When playing Fratres, violinist Daniel Pioro walks somewhat awkwardly around Goldsmith; the Ensemble’s artistic director Jonathan Morton performs Spiegel Im Spiegel more conventionally, but there is no more sense of a connection with the spoken elements.
During the closing performance of Tabula Rasa, Goldsmith stands among the musicians, but this is no more convincing than the earlier use of the musicians as silent actors.
A third element of the performance features Sarah Short reading excerpts from Marcus Sedgwick’s Snow. Like the rest of what is presented, this is of value in itself, being a quietly devastating meditation on our relationship with the natural world from a genuinely interesting writer who has in particular written some very good books for young people.
However, in this context it just provides another strand that fails to knit together, giving the production the feeling of a variety show rather than a coherent whole.

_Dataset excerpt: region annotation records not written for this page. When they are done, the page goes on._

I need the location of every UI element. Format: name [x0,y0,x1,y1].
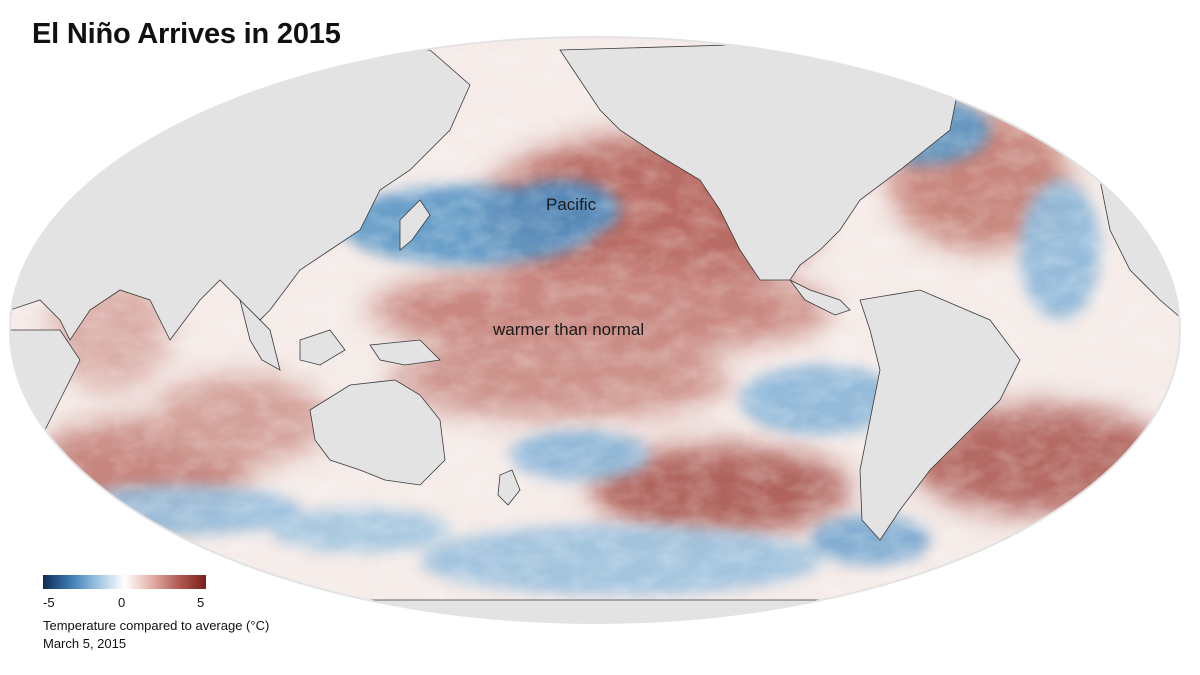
new-zealand-landmass [497,469,521,506]
warmer-than-normal-label: warmer than normal [493,320,645,339]
legend-tick-max: 5 [197,595,205,610]
central-america-landmass [789,279,851,316]
indonesia-landmass [299,329,346,366]
legend: -5 0 5 Temperature compared to average (… [43,575,283,665]
new-guinea-landmass [369,339,441,366]
indochina-landmass [239,298,281,371]
australia-landmass [309,379,446,486]
legend-tick-min: -5 [43,595,55,610]
japan-landmass [399,199,431,251]
legend-tick-mid: 0 [118,595,126,610]
legend-caption: Temperature compared to average (°C) [43,618,270,633]
south-america-landmass [859,289,1021,541]
map-title: El Niño Arrives in 2015 [32,18,341,50]
globe-outline [9,36,1181,624]
legend-date: March 5, 2015 [43,636,127,651]
legend-colorbar [43,575,206,589]
north-america-landmass [559,39,961,281]
pacific-label: Pacific [546,195,597,214]
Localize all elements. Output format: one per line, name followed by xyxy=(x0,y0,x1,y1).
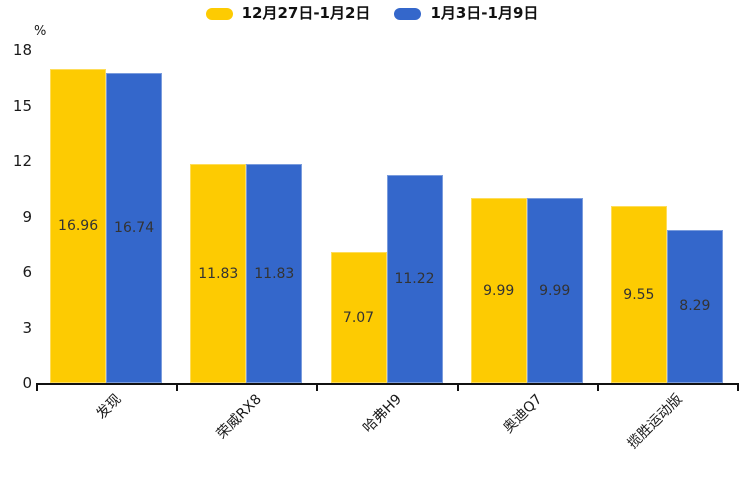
bar-揽胜运动版-series-0: 9.55 xyxy=(610,206,667,383)
legend-item-0: 12月27日-1月2日 xyxy=(205,4,371,22)
bar-哈弗H9-series-0: 7.07 xyxy=(330,252,387,383)
bar-value-label: 8.29 xyxy=(679,298,711,315)
legend-label: 12月27日-1月2日 xyxy=(241,4,371,22)
legend-item-1: 1月3日-1月9日 xyxy=(394,6,538,21)
x-axis-tick xyxy=(596,383,599,391)
y-axis-tick-label: 15 xyxy=(12,96,32,115)
bar-value-label: 9.99 xyxy=(539,282,571,299)
bar-value-label: 9.99 xyxy=(483,282,515,299)
x-axis-category-label: 发现 xyxy=(93,391,125,423)
bar-value-label: 16.74 xyxy=(114,220,155,237)
bar-奥迪Q7-series-1: 9.99 xyxy=(526,198,583,383)
chart-legend: 12月27日-1月2日 1月3日-1月9日 xyxy=(0,6,744,21)
x-axis-tick xyxy=(316,383,319,391)
x-axis-tick xyxy=(36,383,38,391)
x-axis-category-label: 揽胜运动版 xyxy=(624,391,686,453)
bar-value-label: 7.07 xyxy=(342,309,375,326)
y-axis-tick-label: 3 xyxy=(22,318,32,337)
x-axis-tick xyxy=(456,383,459,391)
bar-揽胜运动版-series-1: 8.29 xyxy=(666,229,723,383)
y-axis-tick-label: 12 xyxy=(12,152,32,170)
bar-发现-series-0: 16.96 xyxy=(50,69,107,383)
bar-发现-series-1: 16.74 xyxy=(106,73,163,383)
bar-value-label: 11.83 xyxy=(198,265,239,282)
x-axis-category-label: 哈弗H9 xyxy=(360,391,406,437)
legend-label: 1月3日-1月9日 xyxy=(430,4,539,22)
y-axis-tick-label: 9 xyxy=(22,207,32,226)
x-axis-category-label: 荣威RX8 xyxy=(213,391,265,443)
x-axis-tick xyxy=(737,383,739,391)
x-axis-line xyxy=(36,383,739,385)
bar-奥迪Q7-series-0: 9.99 xyxy=(470,198,527,383)
legend-swatch-icon xyxy=(205,7,233,20)
bar-value-label: 16.96 xyxy=(58,218,99,235)
bar-哈弗H9-series-1: 11.22 xyxy=(386,175,443,383)
bar-value-label: 11.83 xyxy=(254,265,295,282)
bar-荣威RX8-series-0: 11.83 xyxy=(190,164,247,383)
bar-value-label: 9.55 xyxy=(623,286,655,303)
bar-荣威RX8-series-1: 11.83 xyxy=(246,164,303,383)
y-axis-unit-label: % xyxy=(34,24,47,39)
legend-swatch-icon xyxy=(394,7,422,20)
x-axis-tick xyxy=(176,383,179,391)
y-axis-tick-label: 18 xyxy=(12,41,32,59)
bar-value-label: 11.22 xyxy=(394,271,435,288)
y-axis-tick-label: 0 xyxy=(22,374,32,392)
x-axis-category-label: 奥迪Q7 xyxy=(500,391,546,437)
y-axis-tick-label: 6 xyxy=(22,263,32,281)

Much of Matthew Lenton’s design is extremely striking, helped greatly by Kai Fischer’s lighting, but as conceiver, co-writer and director, Lenton’s overall control of events is less sure-footed.
The culmination of the piece is the performance of the work that provides the title. Depending on your point of view, it is either a wonderfully emotional, spiritually informed and straightforward corrective to much of modern music, or a piece of bland, sentimental archaism.
At any rate, it is performed here with genuine skill and no little emotion, despite the unforgiving acoustic of a theatre space not ideally suited to classical music. Morton and Clio Gould’s violin duet is ably backed up by the ensemble – not least by Sophia Rahman’s prepared piano, strangely gamelan-like at times. Rahman plays beautifully throughout, especially considering the other piano is an upright that looks (and sometimes sounds) as if it would be more at home in a Western saloon scene than a classical recital.
I cannot be the only person who, on hearing of Tabula Rasa in a musical context, thought of Einstürzende Neubauten before Pärt. Some of Neubauten’s noise and grit would have been welcome in this thoroughly accomplished, overly reverential, oddly assorted and strangely flat affair.